Siamo ben lontani da un desiderio di imitazione di Michael Jackson, che pervicacemente insiste nell'accentuare il livello di eburneità della sua mozzarellica carnagione, e che, secondo un mio amico, avrebbe bisogno di farsi qualche lampada. Al contrario, in un clima di sospetto montante per un'epidermide troppo olivastra e troppo simile a quella dei terroristi islamici, c'è chi decide di difendersi. È questione di accettazione di sé e da parte dei "non colorati" italiani. E quindi, forse, di sopravvivenza.

Addolora considerare che il colore non conta se uno si chiama Naomi Campbell o Fiona May, mentre è ritenuto un elemento discriminante se una donna di Capo Verde cerca un lavoro come badante. Le scelte, come al solito, vengono fatte prescindendo dalle specifiche capacità e dall'effettiva abilità operativa.
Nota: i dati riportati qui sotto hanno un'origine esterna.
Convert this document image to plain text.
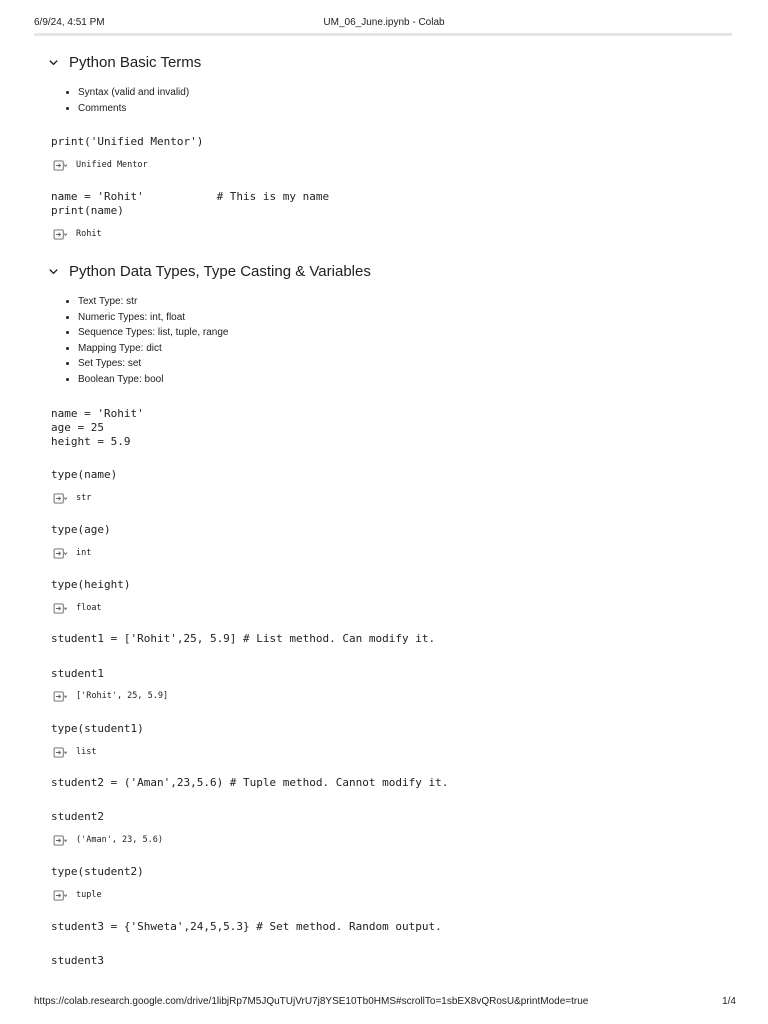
6/9/24, 4:51 PM	UM_06_June.ipynb - Colab
Python Basic Terms
• Syntax (valid and invalid)
• Comments
print('Unified Mentor')
Unified Mentor
name = 'Rohit'           # This is my name
print(name)
Rohit
Python Data Types, Type Casting & Variables
• Text Type: str
• Numeric Types: int, float
• Sequence Types: list, tuple, range
• Mapping Type: dict
• Set Types: set
• Boolean Type: bool
name = 'Rohit'
age = 25
height = 5.9
type(name)
str
type(age)
int
type(height)
float
student1 = ['Rohit',25, 5.9] # List method. Can modify it.
student1
['Rohit', 25, 5.9]
type(student1)
list
student2 = ('Aman',23,5.6) # Tuple method. Cannot modify it.
student2
('Aman', 23, 5.6)
type(student2)
tuple
student3 = {'Shweta',24,5,5.3} # Set method. Random output.
student3
https://colab.research.google.com/drive/1libjRp7M5JQuTUjVrU7j8YSE10Tb0HMS#scrollTo=1sbEX8vQRosU&printMode=true	1/4
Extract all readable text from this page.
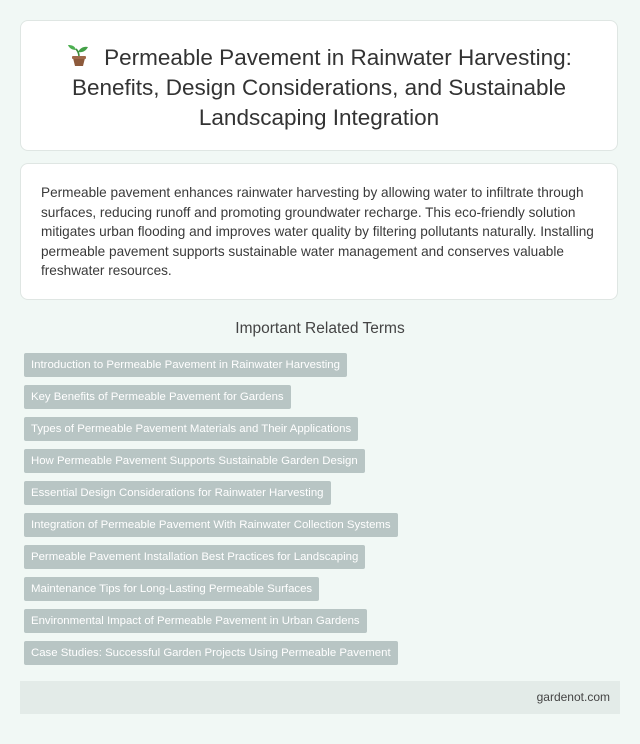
Permeable Pavement in Rainwater Harvesting: Benefits, Design Considerations, and Sustainable Landscaping Integration

Permeable pavement enhances rainwater harvesting by allowing water to infiltrate through surfaces, reducing runoff and promoting groundwater recharge. This eco-friendly solution mitigates urban flooding and improves water quality by filtering pollutants naturally. Installing permeable pavement supports sustainable water management and conserves valuable freshwater resources.

Important Related Terms
Introduction to Permeable Pavement in Rainwater Harvesting
Key Benefits of Permeable Pavement for Gardens
Types of Permeable Pavement Materials and Their Applications
How Permeable Pavement Supports Sustainable Garden Design
Essential Design Considerations for Rainwater Harvesting
Integration of Permeable Pavement With Rainwater Collection Systems
Permeable Pavement Installation Best Practices for Landscaping
Maintenance Tips for Long-Lasting Permeable Surfaces
Environmental Impact of Permeable Pavement in Urban Gardens
Case Studies: Successful Garden Projects Using Permeable Pavement
gardenot.com
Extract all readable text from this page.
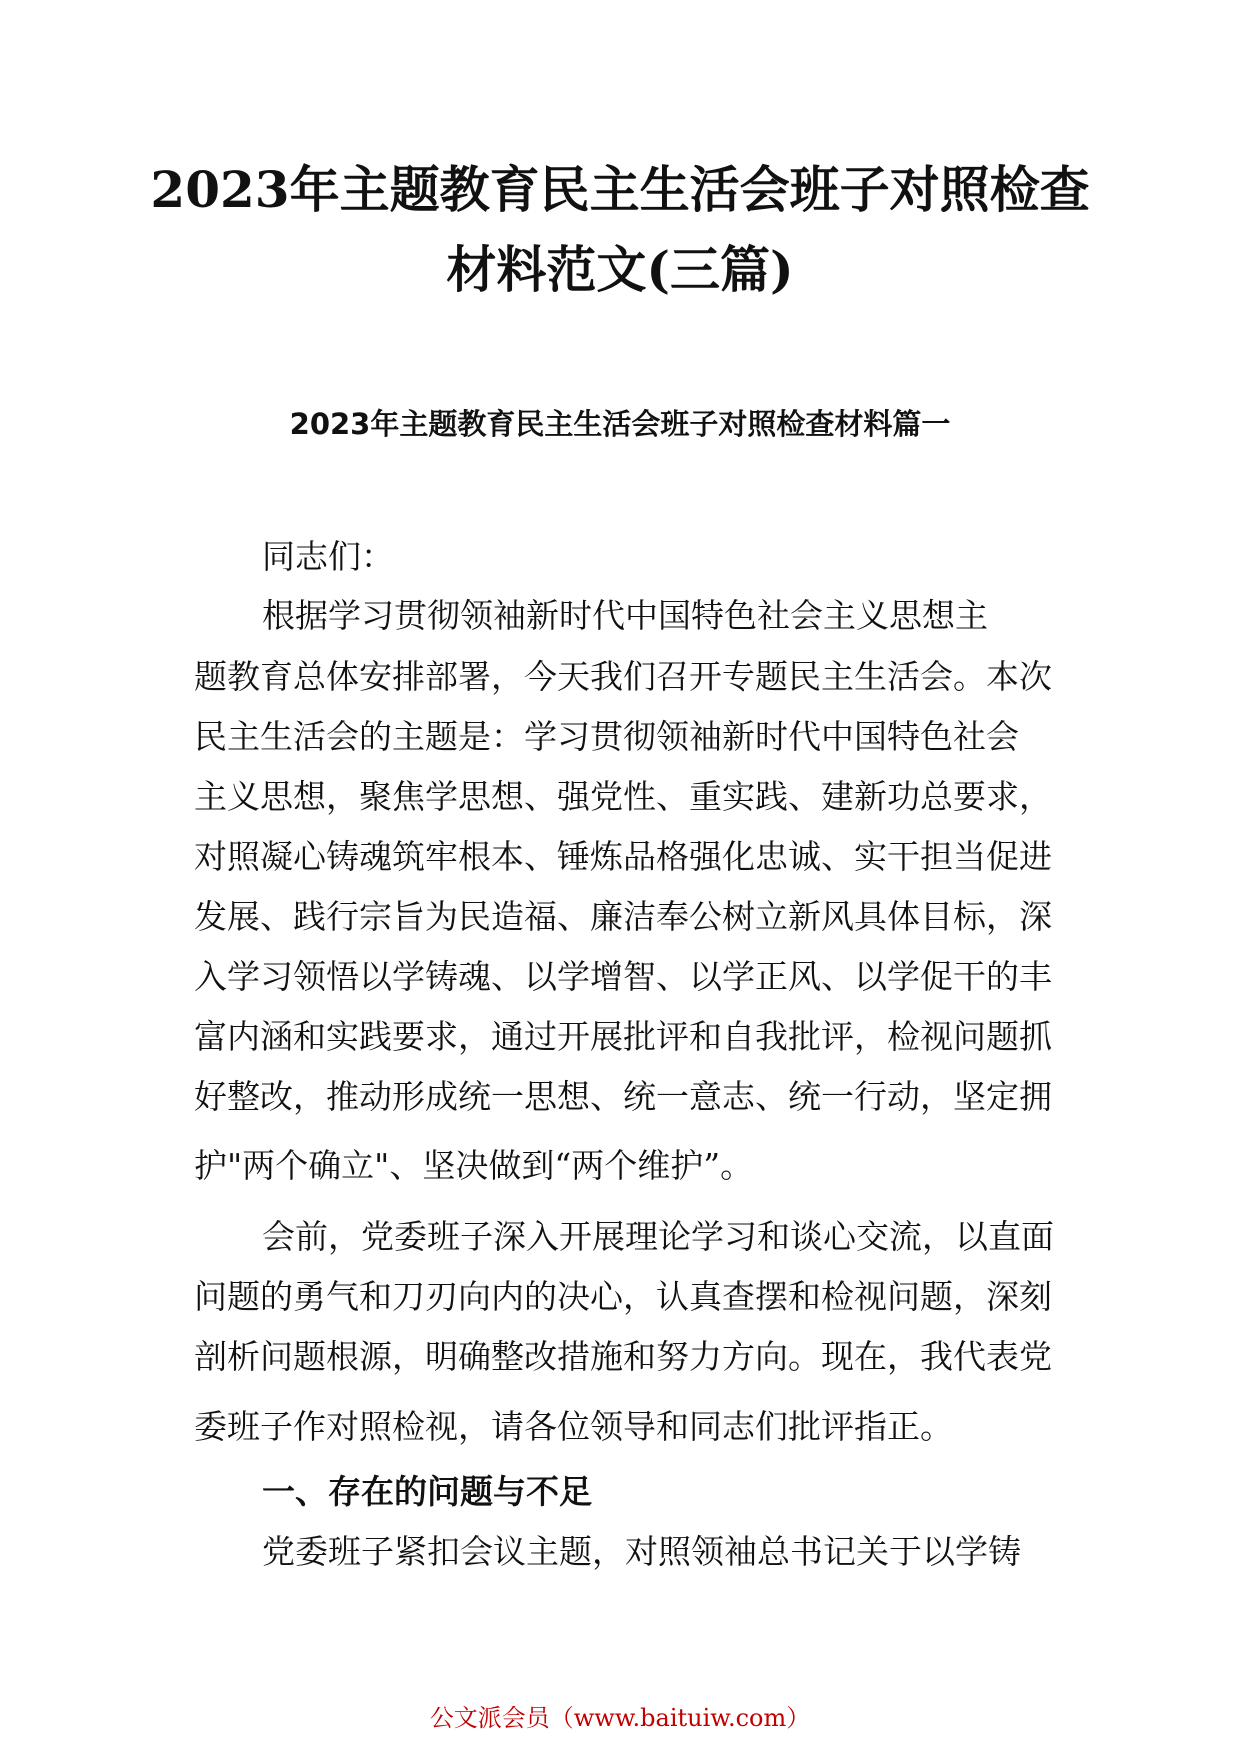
2023年主题教育民主生活会班子对照检查
材料范文(三篇)
2023年主题教育民主生活会班子对照检查材料篇一
同志们：
根据学习贯彻领袖新时代中国特色社会主义思想主
题教育总体安排部署，今天我们召开专题民主生活会。本次
民主生活会的主题是：学习贯彻领袖新时代中国特色社会
主义思想，聚焦学思想、强党性、重实践、建新功总要求，
对照凝心铸魂筑牢根本、锤炼品格强化忠诚、实干担当促进
发展、践行宗旨为民造福、廉洁奉公树立新风具体目标，深
入学习领悟以学铸魂、以学增智、以学正风、以学促干的丰
富内涵和实践要求，通过开展批评和自我批评，检视问题抓
好整改，推动形成统一思想、统一意志、统一行动，坚定拥
护"两个确立"、坚决做到“两个维护”。
会前，党委班子深入开展理论学习和谈心交流，以直面
问题的勇气和刀刃向内的决心，认真查摆和检视问题，深刻
剖析问题根源，明确整改措施和努力方向。现在，我代表党
委班子作对照检视，请各位领导和同志们批评指正。
一、存在的问题与不足
党委班子紧扣会议主题，对照领袖总书记关于以学铸
公文派会员（www.baituiw.com）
E allora rassegniamoci a continuare a vedere i maniaci dell'abbronzatura insistere ad apparire con la camicia sempre più slacciata e col petto sempre più bronzeo. Per risolvere definitivamente il problema, consiglierei un trapianto-scambio di melanina con un aspirante muratore del Senegal o con i pigmenti di un clandestino della Somalia.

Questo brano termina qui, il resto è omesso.